Currently there are roughly 70 rigs in the play. While most unconventional plays, with the exception of the Permian, have been flat in terms of activity, rig count has been rising over the last year in western Oklahoma.

There will be some initial challenges, particularly in a lower commodity price environment. This is, after all, the land of $12 to $14 million wells as operators delineate and optimize both source rock potential and overlying stratigraphic targets. The breakthrough recently has involved enhanced completions, which have been applied successfully to the gassier Cana Woodford to the north and are now being deployed in the southern Anadarko Basin.

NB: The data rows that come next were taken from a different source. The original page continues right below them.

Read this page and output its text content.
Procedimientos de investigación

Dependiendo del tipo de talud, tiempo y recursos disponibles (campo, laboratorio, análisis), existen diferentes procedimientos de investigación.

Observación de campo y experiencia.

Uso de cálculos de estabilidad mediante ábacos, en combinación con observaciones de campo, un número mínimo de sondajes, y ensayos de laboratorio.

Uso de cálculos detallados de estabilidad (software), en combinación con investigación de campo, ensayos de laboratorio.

Operators are pushing laterals out to 10,000 feet, adding more stages, more perforations and more proppant. Operators are also reducing spacing between wells to explore optimum density as part of the optimization phase of the tight formation development cycle and completing wells in both the upper and lower Woodford.

Extended laterals can add more than 40% to well costs, but provide a 70% uplift to revenue via greater production. Some wells now exceed 2,000 boe on 30-day IP.

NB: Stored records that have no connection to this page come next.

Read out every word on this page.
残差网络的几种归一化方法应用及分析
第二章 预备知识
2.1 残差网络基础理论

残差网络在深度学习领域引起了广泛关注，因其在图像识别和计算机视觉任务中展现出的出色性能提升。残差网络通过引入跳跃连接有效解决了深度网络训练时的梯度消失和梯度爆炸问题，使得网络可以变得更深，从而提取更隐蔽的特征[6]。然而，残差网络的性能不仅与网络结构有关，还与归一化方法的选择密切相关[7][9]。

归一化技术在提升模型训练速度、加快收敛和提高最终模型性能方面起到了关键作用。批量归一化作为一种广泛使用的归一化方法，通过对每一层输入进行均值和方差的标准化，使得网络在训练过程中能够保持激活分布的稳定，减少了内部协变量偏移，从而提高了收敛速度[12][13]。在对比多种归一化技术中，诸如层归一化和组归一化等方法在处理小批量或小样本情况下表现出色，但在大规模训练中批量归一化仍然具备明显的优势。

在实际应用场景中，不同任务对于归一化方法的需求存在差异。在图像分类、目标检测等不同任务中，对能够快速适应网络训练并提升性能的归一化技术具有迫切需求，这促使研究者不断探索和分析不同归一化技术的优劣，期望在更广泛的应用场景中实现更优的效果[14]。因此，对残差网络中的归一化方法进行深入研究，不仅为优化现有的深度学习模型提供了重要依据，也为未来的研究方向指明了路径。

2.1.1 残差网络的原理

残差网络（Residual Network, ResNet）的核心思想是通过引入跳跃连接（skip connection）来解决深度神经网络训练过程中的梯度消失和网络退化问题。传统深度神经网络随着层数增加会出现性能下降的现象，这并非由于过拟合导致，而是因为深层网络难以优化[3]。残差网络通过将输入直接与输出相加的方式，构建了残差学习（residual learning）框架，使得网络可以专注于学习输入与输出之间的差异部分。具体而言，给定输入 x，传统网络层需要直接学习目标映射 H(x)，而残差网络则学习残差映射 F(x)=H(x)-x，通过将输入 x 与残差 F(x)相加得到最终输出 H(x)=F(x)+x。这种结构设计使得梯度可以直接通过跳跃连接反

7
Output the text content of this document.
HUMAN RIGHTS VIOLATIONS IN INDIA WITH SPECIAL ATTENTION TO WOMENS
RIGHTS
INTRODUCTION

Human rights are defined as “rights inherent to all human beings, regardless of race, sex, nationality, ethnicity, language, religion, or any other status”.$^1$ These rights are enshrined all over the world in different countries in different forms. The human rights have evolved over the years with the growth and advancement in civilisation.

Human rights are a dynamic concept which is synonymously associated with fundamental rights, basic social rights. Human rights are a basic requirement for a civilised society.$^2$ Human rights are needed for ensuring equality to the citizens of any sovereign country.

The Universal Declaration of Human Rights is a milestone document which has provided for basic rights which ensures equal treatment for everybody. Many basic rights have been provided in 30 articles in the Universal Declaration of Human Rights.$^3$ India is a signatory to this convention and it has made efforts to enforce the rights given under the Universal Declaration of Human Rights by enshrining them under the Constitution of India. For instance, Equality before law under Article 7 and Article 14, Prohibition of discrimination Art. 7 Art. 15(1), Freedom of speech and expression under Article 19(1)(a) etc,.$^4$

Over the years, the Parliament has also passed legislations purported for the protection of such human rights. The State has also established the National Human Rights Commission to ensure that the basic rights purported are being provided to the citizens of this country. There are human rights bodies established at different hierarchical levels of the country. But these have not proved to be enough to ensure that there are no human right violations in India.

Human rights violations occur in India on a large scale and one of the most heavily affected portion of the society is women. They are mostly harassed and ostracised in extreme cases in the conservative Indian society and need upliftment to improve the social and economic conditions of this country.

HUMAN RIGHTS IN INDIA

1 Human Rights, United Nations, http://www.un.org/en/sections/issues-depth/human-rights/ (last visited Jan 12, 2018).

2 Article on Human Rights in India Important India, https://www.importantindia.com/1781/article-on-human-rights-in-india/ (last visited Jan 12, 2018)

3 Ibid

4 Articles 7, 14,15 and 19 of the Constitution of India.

Secondly, operators are delineating the full spectrum of the stacked play, usually through multiple wells on single pads targeting different portions of the geologic column. There are seven potential targets, ranging from the Hunton Lime on the lower stratigraphic column up through the Penn sands. The Woodford Shale is the thickest and most important of these. Historically, the Woodford Shale has been the Oklahoma resource that keeps on giving. However, the oily Springer Shale is the most recent target.

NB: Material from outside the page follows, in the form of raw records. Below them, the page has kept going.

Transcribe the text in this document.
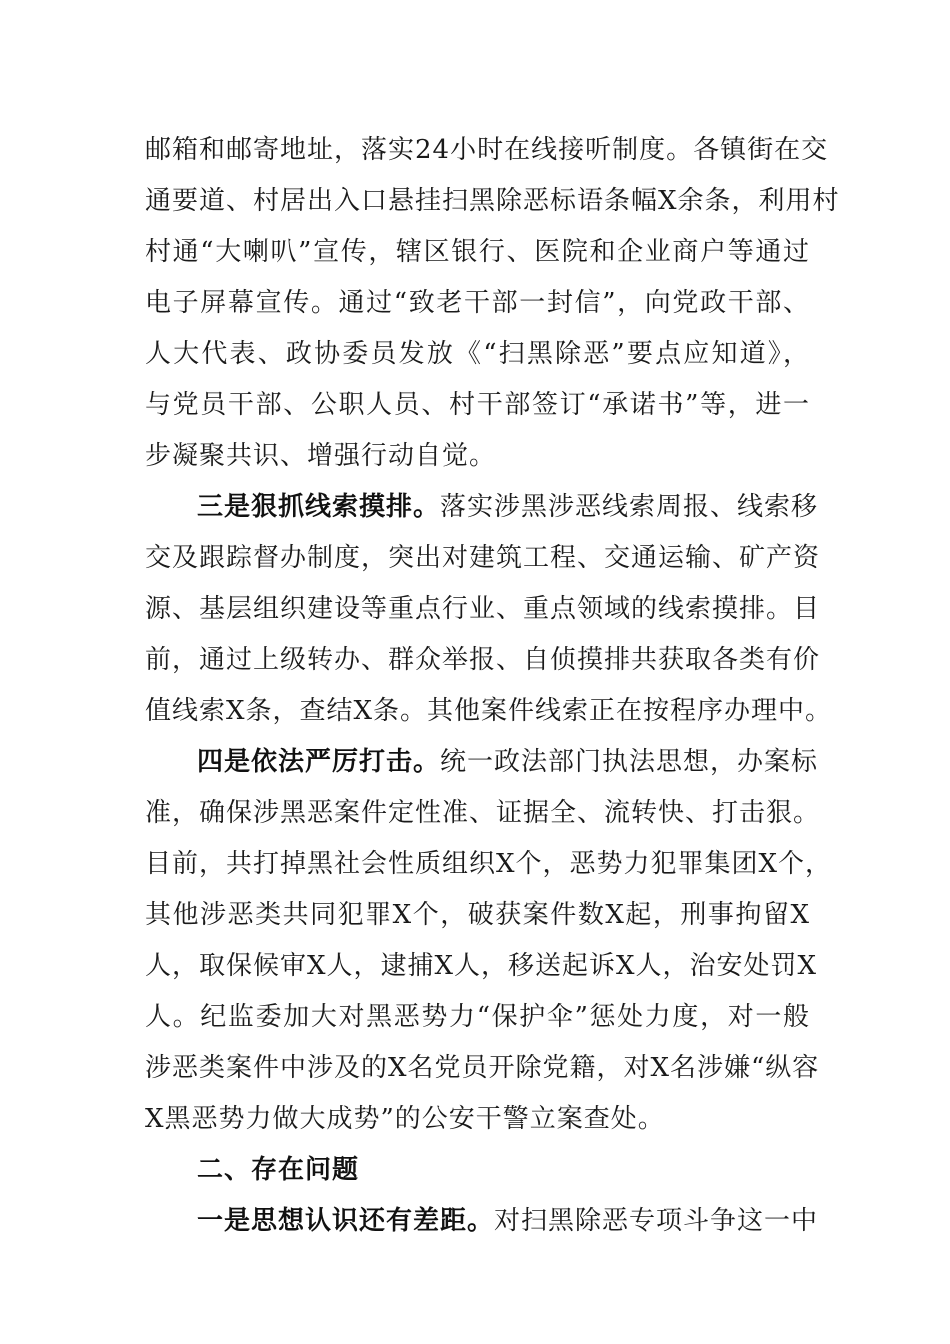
邮箱和邮寄地址，落实24小时在线接听制度。各镇街在交
通要道、村居出入口悬挂扫黑除恶标语条幅X余条，利用村
村通“大喇叭”宣传，辖区银行、医院和企业商户等通过
电子屏幕宣传。通过“致老干部一封信”，向党政干部、
人大代表、政协委员发放《“扫黑除恶”要点应知道》，
与党员干部、公职人员、村干部签订“承诺书”等，进一
步凝聚共识、增强行动自觉。
三是狠抓线索摸排。落实涉黑涉恶线索周报、线索移
交及跟踪督办制度，突出对建筑工程、交通运输、矿产资
源、基层组织建设等重点行业、重点领域的线索摸排。目
前，通过上级转办、群众举报、自侦摸排共获取各类有价
值线索X条，查结X条。其他案件线索正在按程序办理中。
四是依法严厉打击。统一政法部门执法思想，办案标
准，确保涉黑恶案件定性准、证据全、流转快、打击狠。
目前，共打掉黑社会性质组织X个，恶势力犯罪集团X个，
其他涉恶类共同犯罪X个，破获案件数X起，刑事拘留X
人，取保候审X人，逮捕X人，移送起诉X人，治安处罚X
人。纪监委加大对黑恶势力“保护伞”惩处力度，对一般
涉恶类案件中涉及的X名党员开除党籍，对X名涉嫌“纵容
X黑恶势力做大成势”的公安干警立案查处。
二、存在问题
一是思想认识还有差距。对扫黑除恶专项斗争这一中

Operator delineation efforts involve multiple forays into the southern Missisippian Lime extension, sometimes called the Meramec, Caney or branded as the Stack in Kingfisher and surrounding counties to the north. The Oklahoma play resembles the Eagle Ford or Utica in that hydrocarbons undergo a phase change as they move updip from dry gas to the north and west, through condensate and into crude oil.

Main players include Continental Resources Inc., which revitalized the region’s potential roughly two years ago and branded the region as the Scoop or South Central Oklahoma Oil Province. Continental has 471,000 net acres and is growing its position through multiple small acquisitions. Marathon Oil Corp. has 300,000 net acres in the region and is increasing its rig count, while Newfield Exploration has 85,000 net acres in the Scoop and another 165,000 acres prospective for the Stack. Gastar Exploration Inc. has been working the Hunton Lime.

Exploration efforts are moving south into Stephens County with optimization underway in the northern part of the play. Early results indicate the play has running room, with several wells exhibiting slower decline profiles than found in mature name plays.

This circumstance provides the Oklahoma Resource Plays with economics similar to other high-quality tight formation plays, despite higher well costs.

With new technological tools and seven potential underground targets—and with hope for improved commodity prices—the sky might be the limit for oil and gas operators in western Oklahoma.